What's great about being part of the scheme is that we get annual reports on how we are doing and where we can improve. Last year's report advised three possible areas of improvement. Firstly adding a thermos for coffee milk in the Camp Shop. In the past, we have used individual servings so this seems like an easy fix. Something we need to be wary of, however, is Covid-19 implications for this summer, another reason to cross our fingers we operate as close to 'normal' as possible!
Secondly, they advised we add a water butt for watering around the shop area. This is an interesting one because we draw our water from several wells around the estate. This is something we are licenced to do and take great care that it meets all the health requirements. With this in place, I am not sure if it makes any difference if we draw water or store rain runoff for watering purposes. The only potential benefit would be reducing the usage of small pumps in the wells, but these are reasonably efficient. I see this falling in the category of 'fine tuning'.
Lastly and something that gets me excited - we were advised to make a nature trail for the campsite. This would give kids and adults a chance to explore the grounds and learn about the environment we have here in a fun and interactive way. We are blessed with some beautiful and varied ecosystems here at Trewan and it feels like a great opportunity to shine a light on some of these. Needless to say plans are in the works to create such a trail, so watch this space!
Camping is already such a great way to take a holiday that is low impact, but it would be amazing to reduce this impact even further in an easy and non-costly way. What's better than taking a holiday where you both get back to nature and feel like you are leaving no trace - I'm looking at you cruise ships...
As a business, there are many other areas that we will look at but they feel like separate posts. Things like our waste arrangements, packaging in the shop and getting involved in other local initiatives. All things I am going to look at in more detail and hope to write more on soon.

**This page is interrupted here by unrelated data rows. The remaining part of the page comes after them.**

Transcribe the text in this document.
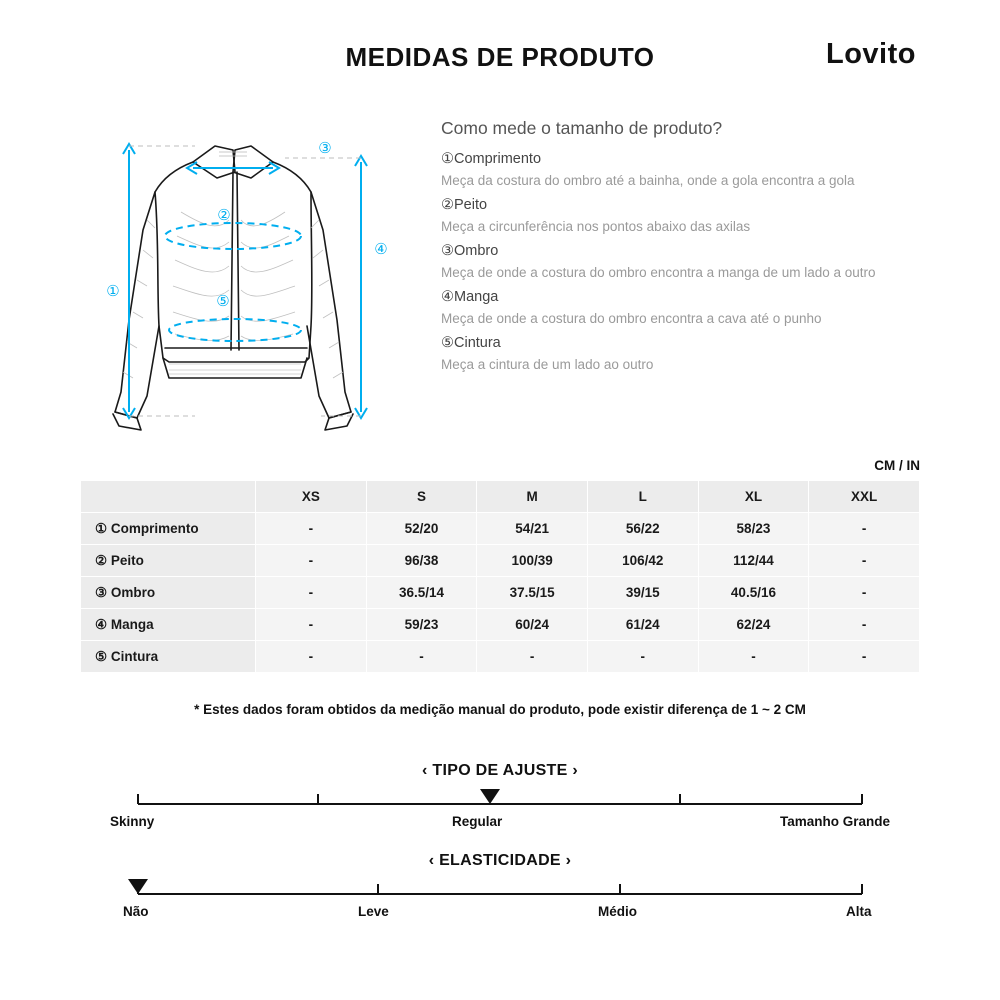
MEDIDAS DE PRODUTO	Lovito
①
②
③
④
⑤
Como mede o tamanho de produto?
①Comprimento
Meça da costura do ombro até a bainha, onde a gola encontra a gola
②Peito
Meça a circunferência nos pontos abaixo das axilas
③Ombro
Meça de onde a costura do ombro encontra a manga de um lado a outro
④Manga
Meça de onde a costura do ombro encontra a cava até o punho
⑤Cintura
Meça a cintura de um lado ao outro
CM / IN
	XS	S	M	L	XL	XXL
① Comprimento	-	52/20	54/21	56/22	58/23	-
② Peito	-	96/38	100/39	106/42	112/44	-
③ Ombro	-	36.5/14	37.5/15	39/15	40.5/16	-
④ Manga	-	59/23	60/24	61/24	62/24	-
⑤ Cintura	-	-	-	-	-	-
* Estes dados foram obtidos da medição manual do produto, pode existir diferença de 1 ~ 2 CM
‹ TIPO DE AJUSTE ›
Skinny	Regular	Tamanho Grande
‹ ELASTICIDADE ›
Não	Leve	Médio	Alta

On a more personal note, I have recently found a way to offset my carbon through an app -Tickr. I love a good app, and especially a tech solution that makes things easy! At the risk of sounding like a plug, here is a link if people are interested -
Its primarily an investment platform for positive impact businesses but they also allow you to spend £6 a month on carbon credits, which they have calculated off-sets the typical carbon footprint of a UK citizen. I'm sure there are lots of other ways to do this but this is one I found very easy.
I would be interested to hear about what areas you would like to see us look at, and of course, if you have any comments about specific things I have mentioned please do post away!